Open Letter to a Vet

“The soldier above all others prays for peace, for it is the soldier who must suffer and bear the deepest wounds and scars of war.” – Douglas MacArthur

During the Vietnam War on June 18, 1965 173rd Airborne Brigade Battalion member Larry Wayne Chaffin smiles for the camera.
During the Vietnam War on June 18, 1965 173rd Airborne Brigade Battalion member Larry Wayne Chaffin smiles for the camera.

To my friend:

I am not your wife. Or your girlfriend. Or your sister. I am not your daughter or your mother. I am only me. I am someone who knows you and someone who cares and someone who loves you, which makes me a little bit of all of the things I am not.

I cannot possibly understand the things that have happened to you. The things that you have seen. The things that you know. The things you have felt. I cannot possibly imagine the loss you have experienced and the pain you have endured. Worst of all, I  can’t possibly wrap my mind around the things that you didn’t do. The things that didn’t happen to you. The ones that maybe torture you the most.

You tell me that the hardest part is falling asleep, and the worst part is waking up.

My heart hurts for those words, and for the ache that you cannot make still and quiet inside of you after all of these years.

You give up drinking, for months on end, thinking it will silence the demons, but here they are again, in your head, not giving you any rest. You drown it again for awhile, thinking the booze will numb the pain, but through the haze you still feel it piercing your chest like the bullet that didn’t hit you.

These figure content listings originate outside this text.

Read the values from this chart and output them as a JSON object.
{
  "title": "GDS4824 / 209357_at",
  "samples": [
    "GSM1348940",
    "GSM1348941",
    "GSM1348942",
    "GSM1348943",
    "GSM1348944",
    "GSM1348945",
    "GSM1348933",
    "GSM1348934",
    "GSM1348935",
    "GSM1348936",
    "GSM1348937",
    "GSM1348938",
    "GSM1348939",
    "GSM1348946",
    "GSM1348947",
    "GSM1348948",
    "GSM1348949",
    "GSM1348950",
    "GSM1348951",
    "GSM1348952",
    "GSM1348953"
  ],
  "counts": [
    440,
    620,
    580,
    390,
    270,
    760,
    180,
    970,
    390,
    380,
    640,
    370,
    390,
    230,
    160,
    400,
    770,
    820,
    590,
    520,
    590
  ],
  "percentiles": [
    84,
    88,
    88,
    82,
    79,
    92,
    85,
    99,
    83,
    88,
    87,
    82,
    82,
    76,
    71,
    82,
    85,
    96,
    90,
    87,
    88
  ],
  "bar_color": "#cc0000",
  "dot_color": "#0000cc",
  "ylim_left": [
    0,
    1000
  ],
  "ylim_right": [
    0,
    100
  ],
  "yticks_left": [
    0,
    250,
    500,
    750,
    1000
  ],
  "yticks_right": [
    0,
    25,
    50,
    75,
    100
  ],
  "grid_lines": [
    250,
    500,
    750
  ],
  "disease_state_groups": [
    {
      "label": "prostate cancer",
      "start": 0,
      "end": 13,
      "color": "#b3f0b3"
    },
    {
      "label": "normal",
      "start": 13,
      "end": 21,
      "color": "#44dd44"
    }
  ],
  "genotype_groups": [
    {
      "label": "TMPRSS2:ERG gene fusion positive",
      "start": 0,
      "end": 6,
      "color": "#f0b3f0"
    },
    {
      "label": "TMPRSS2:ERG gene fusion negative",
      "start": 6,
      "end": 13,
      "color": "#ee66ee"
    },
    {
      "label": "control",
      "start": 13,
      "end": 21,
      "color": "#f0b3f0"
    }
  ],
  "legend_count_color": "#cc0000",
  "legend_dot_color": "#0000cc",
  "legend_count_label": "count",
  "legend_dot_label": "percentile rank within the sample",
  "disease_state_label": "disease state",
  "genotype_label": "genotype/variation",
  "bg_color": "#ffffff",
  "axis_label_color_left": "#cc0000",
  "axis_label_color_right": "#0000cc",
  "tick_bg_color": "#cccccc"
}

If I could give my arm to be the kevlar vest you need for that invisible bullet, I would. If I could give my leg to put a permanent end to the voice that haunts you, I would do it right now. If I could transplant some of the the peace that allows me to sleep at night into your wracked heart, I would give it up gladly. But I can’t. I can do nothing but listen to you. Or wait for you. I can be here when you need me. I can pry open the cracks when I see them and try to shine some light in those dark places that you keep shut so tight. As if keeping it all on lockdown will somehow, someway, make it disappear eventually. But it won’t, so I will keep trying to pull it out of you, one piece at a time. One bit of darkness replaced with light.

I hope to God I will never know what it is like to take another life. I can’t imagine how that violates your divine spark. It’s not right. It’s unnatural. It’s the most unnatural thing a human can do. But it doesn’t make it unnecessary. You did your job, the worst job a human can do, and you came home. You did it right. And then they set you loose like a spinning top with a broken soul and expected you to be fine. To function. You aren’t the crazy one in this world, I promise.

I will never understand the guilt you feel for being alive when the other guys aren’t. I can’t. But I can know it. I will never fully comprehend the violence that witnessing the intentional end of life for others caused to your soul. But I can study it. I can seek to understand the monsters that have followed you back from the life of service that you gave to us. And I can be here. To listen. To remind you that the monsters are not you. That the gift of you coming home means more to the rest of us than you can know. I am so unequal to the task of helping you. The fight you face is one I don’t know if I could survive, and yet I want to be here to fight it with you, however that looks.

I can tell you that if you traded places with one of the guys that you lost over there, or one of the ones you have lost back here since then, that the course of my life would be radically altered and I am only one of many, many people who would say the same thing. And not in a good way. I needed to meet you, to know you. I needed to hear you. I even needed your darkness. I needed to know the hurt you face. It made me take action. Ask the guy over the hill that told his 40+ year old war stories for the first time, because you found me. Ask the one who finally feels like somebody gives a shit that he ever served, or gives a shit that that service left him with any suffering.

All of the things you have done and seen and been and lived have brought you here, and here is where I am, and many other people who need you. Here is where your pain and your struggle opens the door for healing for others, and then in turn, for you. Because you are here. You are still here, and you need to be.

You say you only care about helping other people, making them happy. That’s why you’re still here. You know the loss of you would destroy so many people, and lucky for us, that guilt keeps you with us. For now, we’ll take it. We’ll take the guilt if it’s the thing that keeps you here. But sometime, somehow, you’re gonna be here with us, with me, because you want to be. Because there’s life here and it’s good. Because you get a chance that those other guys don’t have any more and you’d damn well better make the best of it. Because you are loved.